Digital marketing has today become an indispensable part of any media mix as shoppers are increasingly showing their preference for online purchases. At the same time, social media has grown at a fast pace and it is playing a leading role in replacing the old tradition of shopping at brick-and-mortar stores with online shopping.

Retailers are quickly adding digital stores in addition to physical stores and spending more money in developing smart websites to make it easier for online shoppers. Brands these days are also procuring tools to analyze informal chat on social media although not all brands are adjusting to the shift as easily as they would have liked.

Despite that, brands are realizing the fact that they need to move towards digital media in order to keep pace with technological advancement. For brands, digital media serves as a vehicle for connecting, selling and engaging their prospective customers as studies reveal that 51% of Americans prefer to shop online.
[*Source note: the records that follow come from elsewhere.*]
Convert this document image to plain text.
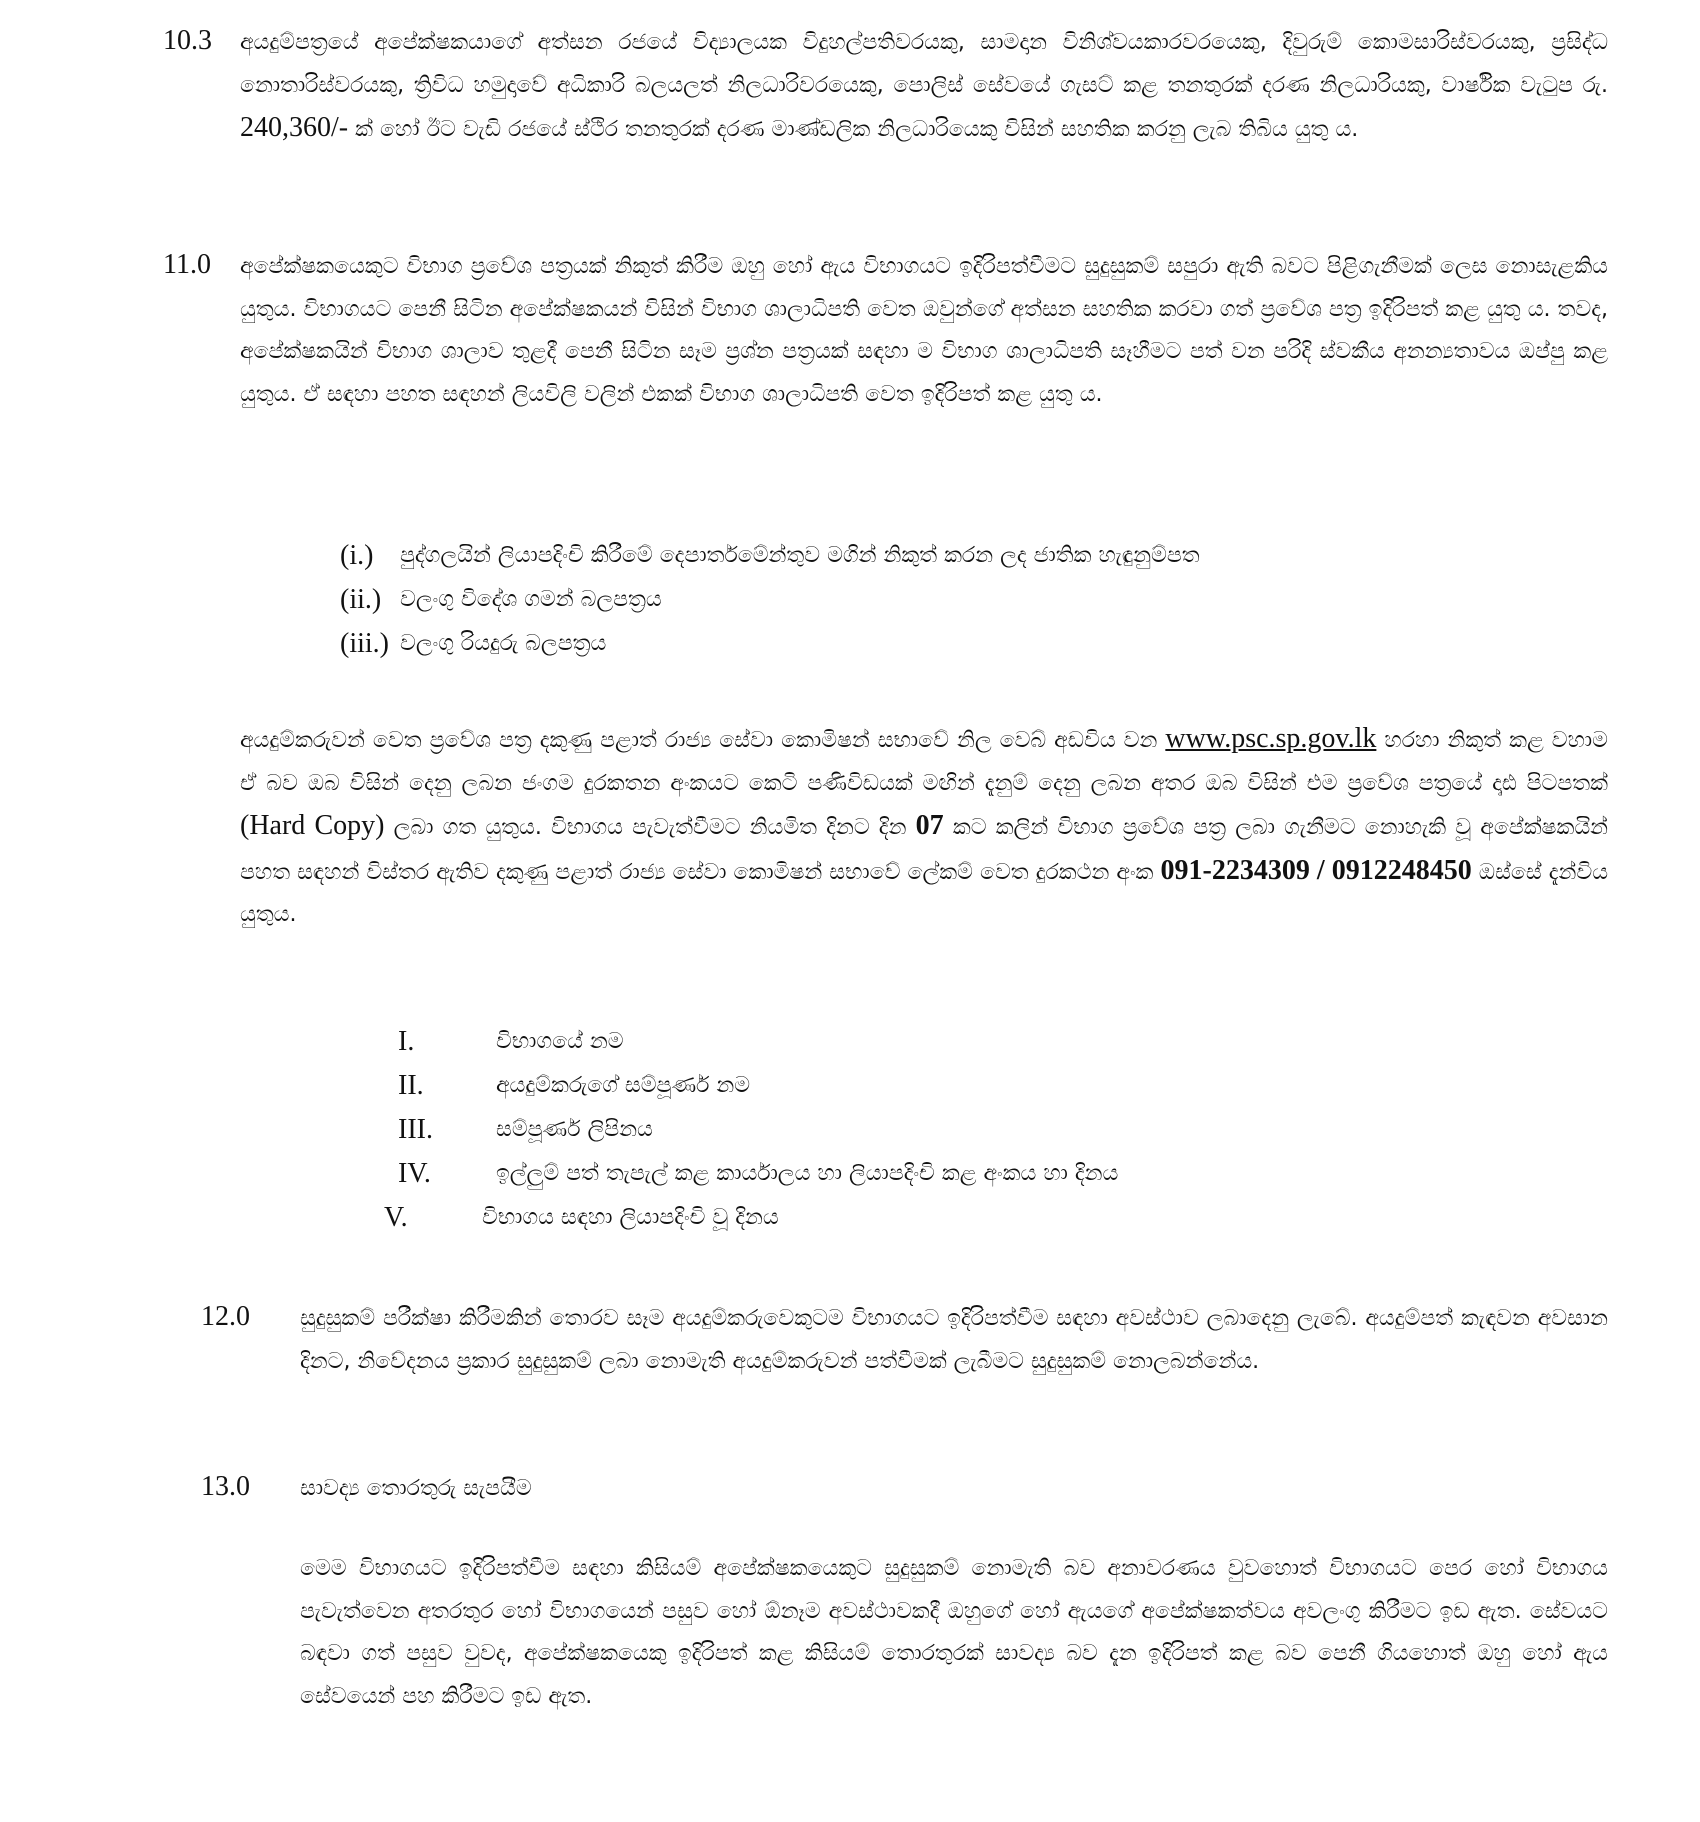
10.3 අයදුම්පත්‍රයේ අපේක්ෂකයාගේ අත්සන රජයේ විද්‍යාලයක විදුහල්පතිවරයකු, සාමදාන විනිශ්වයකාරවරයෙකු, දිවුරුම් කොමසාරිස්වරයකු, ප්‍රසිද්ධ නොතාරිස්වරයකු, ත්‍රිවිධ හමුදාවේ අධිකාරි බලයලත් නිලධාරිවරයෙකු, පොලිස් සේවයේ ගැසට් කළ තනතුරක් දරණ නිලධාරියකු, වාර්ෂික වැටුප රු. 240,360/- ක් හෝ ඊට වැඩි රජයේ ස්ථිර තනතුරක් දරණ මාණ්ඩලික නිලධාරියෙකු විසින් සහතික කරනු ලැබ තිබිය යුතු ය.
11.0 අපේක්ෂකයෙකුට විභාග ප්‍රවේශ පත්‍රයක් නිකුත් කිරීම ඔහු හෝ ඇය විභාගයට ඉදිරිපත්වීමට සුදුසුකම් සපුරා ඇති බවට පිළිගැනීමක් ලෙස නොසැළකිය යුතුය. විභාගයට පෙනී සිටින අපේක්ෂකයන් විසින් විභාග ශාලාධිපති වෙත ඔවුන්ගේ අත්සන සහතික කරවා ගත් ප්‍රවේශ පත්‍ර ඉදිරිපත් කළ යුතු ය. තවද, අපේක්ෂකයින් විභාග ශාලාව තුළදී පෙනී සිටින සෑම ප්‍රශ්න පත්‍රයක් සඳහා ම විභාග ශාලාධිපති සෑහීමට පත් වන පරිදි ස්වකීය අනන්‍යතාවය ඔප්පු කළ යුතුය. ඒ සඳහා පහත සඳහන් ලියවිලි වලින් එකක් විභාග ශාලාධිපති වෙත ඉදිරිපත් කළ යුතු ය.
(i.) පුද්ගලයින් ලියාපදිංචි කිරීමේ දෙපාර්තමේන්තුව මගින් නිකුත් කරන ලද ජාතික හැඳුනුම්පත
(ii.) වලංගු විදේශ ගමන් බලපත්‍රය
(iii.) වලංගු රියදුරු බලපත්‍රය
අයදුම්කරුවන් වෙත ප්‍රවේශ පත්‍ර දකුණු පළාත් රාජ්‍ය සේවා කොමිෂන් සභාවේ නිල වෙබ් අඩවිය වන www.psc.sp.gov.lk හරහා නිකුත් කළ වහාම ඒ බව ඔබ විසින් දෙනු ලබන ජංගම දුරකතන අංකයට කෙටි පණිවිඩයක් මඟින් දැනුම් දෙනු ලබන අතර ඔබ විසින් එම ප්‍රවේශ පත්‍රයේ දෘඪ පිටපතක් (Hard Copy) ලබා ගත යුතුය. විභාගය පැවැත්වීමට නියමිත දිනට දින 07 කට කලින් විභාග ප්‍රවේශ පත්‍ර ලබා ගැනීමට නොහැකි වූ අපේක්ෂකයින් පහත සඳහන් විස්තර ඇතිව දකුණු පළාත් රාජ්‍ය සේවා කොමිෂන් සභාවේ ලේකම් වෙත දුරකථන අංක 091-2234309 / 0912248450 ඔස්සේ දැන්විය යුතුය.
I.	විභාගයේ නම
II.	අයදුම්කරුගේ සම්පූර්ණ නම
III.	සම්පූර්ණ ලිපිනය
IV.	ඉල්ලුම් පත් තැපැල් කළ කාර්යාලය හා ලියාපදිංචි කළ අංකය හා දිනය
V.	විභාගය සඳහා ලියාපදිංචි වූ දිනය
12.0 සුදුසුකම් පරීක්ෂා කිරීමකින් තොරව සෑම අයදුම්කරුවෙකුටම විභාගයට ඉදිරිපත්වීම සඳහා අවස්ථාව ලබාදෙනු ලැබේ. අයදුම්පත් කැඳවන අවසාන දිනට, නිවේදනය ප්‍රකාර සුදුසුකම් ලබා නොමැති අයදුම්කරුවන් පත්වීමක් ලැබීමට සුදුසුකම් නොලබන්නේය.
13.0 සාවද්‍ය තොරතුරු සැපයීම
මෙම විභාගයට ඉදිරිපත්වීම සඳහා කිසියම් අපේක්ෂකයෙකුට සුදුසුකම් නොමැති බව අනාවරණය වුවහොත් විභාගයට පෙර හෝ විභාගය පැවැත්වෙන අතරතුර හෝ විභාගයෙන් පසුව හෝ ඕනෑම අවස්ථාවකදී ඔහුගේ හෝ ඇයගේ අපේක්ෂකත්වය අවලංගු කිරීමට ඉඩ ඇත. සේවයට බඳවා ගත් පසුව වුවද, අපේක්ෂකයෙකු ඉදිරිපත් කළ කිසියම් තොරතුරක් සාවද්‍ය බව දැන ඉදිරිපත් කළ බව පෙනී ගියහොත් ඔහු හෝ ඇය සේවයෙන් පහ කිරීමට ඉඩ ඇත.
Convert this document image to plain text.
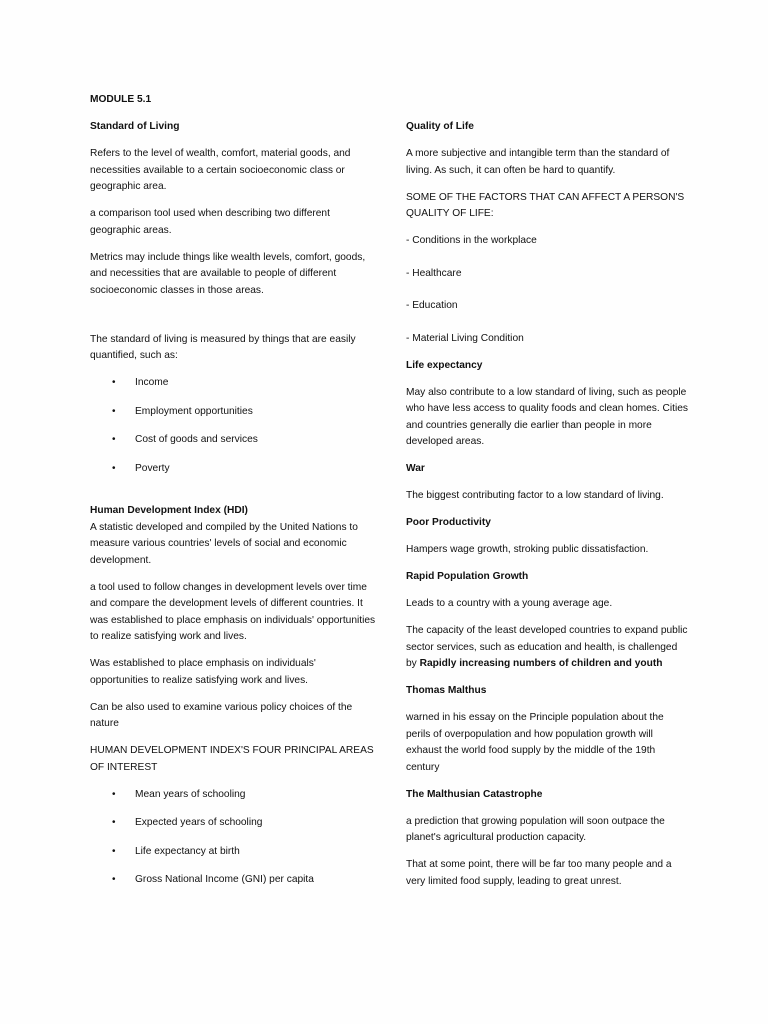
MODULE 5.1

Standard of Living

Refers to the level of wealth, comfort, material goods, and necessities available to a certain socioeconomic class or geographic area.

a comparison tool used when describing two different geographic areas.

Metrics may include things like wealth levels, comfort, goods, and necessities that are available to people of different socioeconomic classes in those areas.

The standard of living is measured by things that are easily quantified, such as:

• Income
• Employment opportunities
• Cost of goods and services
• Poverty

Human Development Index (HDI)

A statistic developed and compiled by the United Nations to measure various countries' levels of social and economic development.

a tool used to follow changes in development levels over time and compare the development levels of different countries. It was established to place emphasis on individuals' opportunities to realize satisfying work and lives.

Was established to place emphasis on individuals' opportunities to realize satisfying work and lives.

Can be also used to examine various policy choices of the nature

HUMAN DEVELOPMENT INDEX'S FOUR PRINCIPAL AREAS OF INTEREST

• Mean years of schooling
• Expected years of schooling
• Life expectancy at birth
• Gross National Income (GNI) per capita

Quality of Life

A more subjective and intangible term than the standard of living. As such, it can often be hard to quantify.

SOME OF THE FACTORS THAT CAN AFFECT A PERSON'S QUALITY OF LIFE:

- Conditions in the workplace

- Healthcare

- Education

- Material Living Condition

Life expectancy

May also contribute to a low standard of living, such as people who have less access to quality foods and clean homes. Cities and countries generally die earlier than people in more developed areas.

War

The biggest contributing factor to a low standard of living.

Poor Productivity

Hampers wage growth, stroking public dissatisfaction.

Rapid Population Growth

Leads to a country with a young average age.

The capacity of the least developed countries to expand public sector services, such as education and health, is challenged by Rapidly increasing numbers of children and youth

Thomas Malthus

warned in his essay on the Principle population about the perils of overpopulation and how population growth will exhaust the world food supply by the middle of the 19th century

The Malthusian Catastrophe

a prediction that growing population will soon outpace the planet's agricultural production capacity.

That at some point, there will be far too many people and a very limited food supply, leading to great unrest.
CMO Emily Culp, of Keds had focused on treating the company as the number one store in the world. She therefore, worked towards digital transformation of the company by bringing in ecommerce, marketing, social media and public relations as one team. She had good reason to mix the culture because Amazon and other shopping sites were scrambling to move from physical to digital storefronts and putting more and more money into smart websites.

In the beginning of this year, Pernod Richard, the maker of brands like Absolut, Malibu and Jameson – started hiring their own internal manpower and using software tools to become more digital. It began working with its sales force to collect and analyze data as part of bigger customer relationship efforts. Manager of data analytics at Pernod Ricard, Evan Huggins, said “Amazon is an easy, consummate example, and they’re just going to eat everyone’s lunch. If it’s not them, it’s businesses that emulate their model of convenience and personalization and accessibility to potentially disrupt our business.”